# Components:
→ Wet Ingredients
01 - 1 cup mashed roasted sweet potato (about 1 large potato)
02 - 1/2 cup pure maple syrup
03 - 1/3 cup vegetable oil or melted butter
04 - 2 large eggs
05 - 1 teaspoon pure vanilla extract
→ Dry Ingredients
06 - 1 1/2 cups all-purpose flour
07 - 1 teaspoon baking powder
08 - 1/2 teaspoon baking soda
09 - 1/2 teaspoon ground cinnamon
10 - 1/4 teaspoon ground nutmeg
11 - 1/2 teaspoon fine sea salt
→ Add-Ins & Topping
12 - 3/4 cup chopped pecans, divided
13 - 1/4 cup light brown sugar, for sprinkling (optional)
# Directions:
01 - Preheat the oven to 375°F. Line a large baking sheet with parchment paper.

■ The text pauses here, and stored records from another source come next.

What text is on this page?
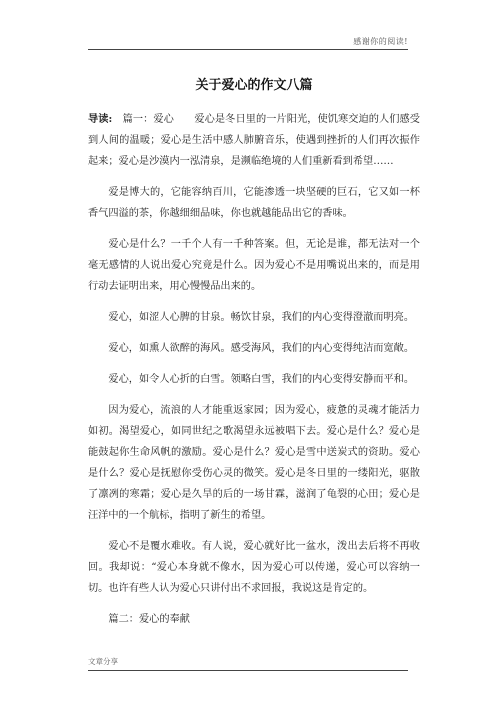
感谢你的阅读!
关于爱心的作文八篇

导读:　 篇一：爱心　　爱心是冬日里的一片阳光，使饥寒交迫的人们感受到人间的温暖；爱心是生活中感人肺腑音乐，使遇到挫折的人们再次振作起来；爱心是沙漠内一泓清泉，是濒临绝境的人们重新看到希望……

爱是博大的，它能容纳百川，它能渗透一块坚硬的巨石，它又如一杯香气四溢的茶，你越细细品味，你也就越能品出它的香味。

爱心是什么？一千个人有一千种答案。但，无论是谁，都无法对一个毫无感情的人说出爱心究竟是什么。因为爱心不是用嘴说出来的，而是用行动去证明出来，用心慢慢品出来的。

爱心，如涩人心脾的甘泉。畅饮甘泉，我们的内心变得澄澈而明亮。

爱心，如熏人欲醉的海风。感受海风，我们的内心变得纯洁而宽敞。

爱心，如令人心折的白雪。领略白雪，我们的内心变得安静而平和。

因为爱心，流浪的人才能重返家园；因为爱心，疲惫的灵魂才能活力如初。渴望爱心，如同世纪之歌渴望永远被唱下去。爱心是什么？爱心是能鼓起你生命风帆的激励。爱心是什么？爱心是雪中送炭式的资助。爱心是什么？爱心是抚慰你受伤心灵的微笑。爱心是冬日里的一缕阳光，驱散了凛冽的寒霜；爱心是久旱的后的一场甘霖，滋润了龟裂的心田；爱心是汪洋中的一个航标，指明了新生的希望。

爱心不是覆水难收。有人说，爱心就好比一盆水，泼出去后将不再收回。我却说：“爱心本身就不像水，因为爱心可以传递，爱心可以容纳一切。也许有些人认为爱心只讲付出不求回报，我说这是肯定的。

篇二：爱心的奉献

文章分享
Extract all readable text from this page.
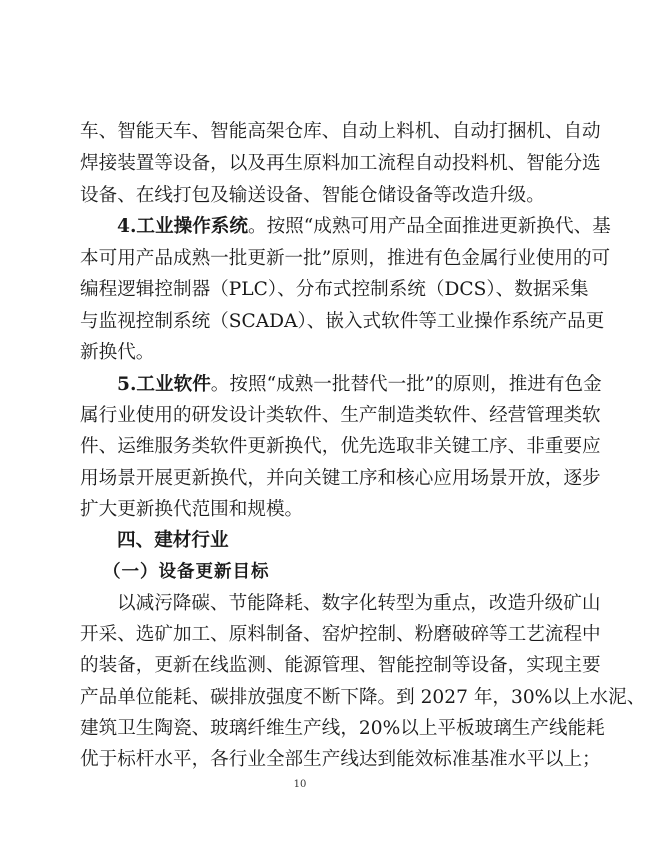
车、智能天车、智能高架仓库、自动上料机、自动打捆机、自动
焊接装置等设备，以及再生原料加工流程自动投料机、智能分选
设备、在线打包及输送设备、智能仓储设备等改造升级。
4.工业操作系统。按照“成熟可用产品全面推进更新换代、基
本可用产品成熟一批更新一批”原则，推进有色金属行业使用的可
编程逻辑控制器（PLC）、分布式控制系统（DCS）、数据采集
与监视控制系统（SCADA）、嵌入式软件等工业操作系统产品更
新换代。
5.工业软件。按照“成熟一批替代一批”的原则，推进有色金
属行业使用的研发设计类软件、生产制造类软件、经营管理类软
件、运维服务类软件更新换代，优先选取非关键工序、非重要应
用场景开展更新换代，并向关键工序和核心应用场景开放，逐步
扩大更新换代范围和规模。
四、建材行业
（一）设备更新目标
以减污降碳、节能降耗、数字化转型为重点，改造升级矿山
开采、选矿加工、原料制备、窑炉控制、粉磨破碎等工艺流程中
的装备，更新在线监测、能源管理、智能控制等设备，实现主要
产品单位能耗、碳排放强度不断下降。到 2027 年，30%以上水泥、
建筑卫生陶瓷、玻璃纤维生产线，20%以上平板玻璃生产线能耗
优于标杆水平，各行业全部生产线达到能效标准基准水平以上；
10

02 - In a large mixing bowl, whisk together the mashed sweet potato, pure maple syrup, vegetable oil or melted butter, eggs, and vanilla extract until smooth and fully incorporated.
03 - In a medium mixing bowl, whisk together the all-purpose flour, baking powder, baking soda, ground cinnamon, ground nutmeg, and fine sea salt.
04 - Add the dry mixture to the bowl of wet ingredients, stirring gently until just combined. Avoid overmixing to maintain tenderness.
05 - Fold in 1/2 cup of the chopped pecans, reserving the remainder for topping.
06 - Using a large cookie scoop or a 1/4-cup measuring cup, place mounds of dough onto the prepared baking sheet, leaving a 2-inch gap between each. Flatten the tops lightly with damp fingers.
07 - Sprinkle the reserved pecans over each, along with light brown sugar if desired.
08 - Bake for 16 to 18 minutes, or until golden and set. A toothpick inserted into the center should come out clean.
09 - Let cool on the baking sheet for 5 minutes before transferring the muffin tops to a wire rack to cool completely.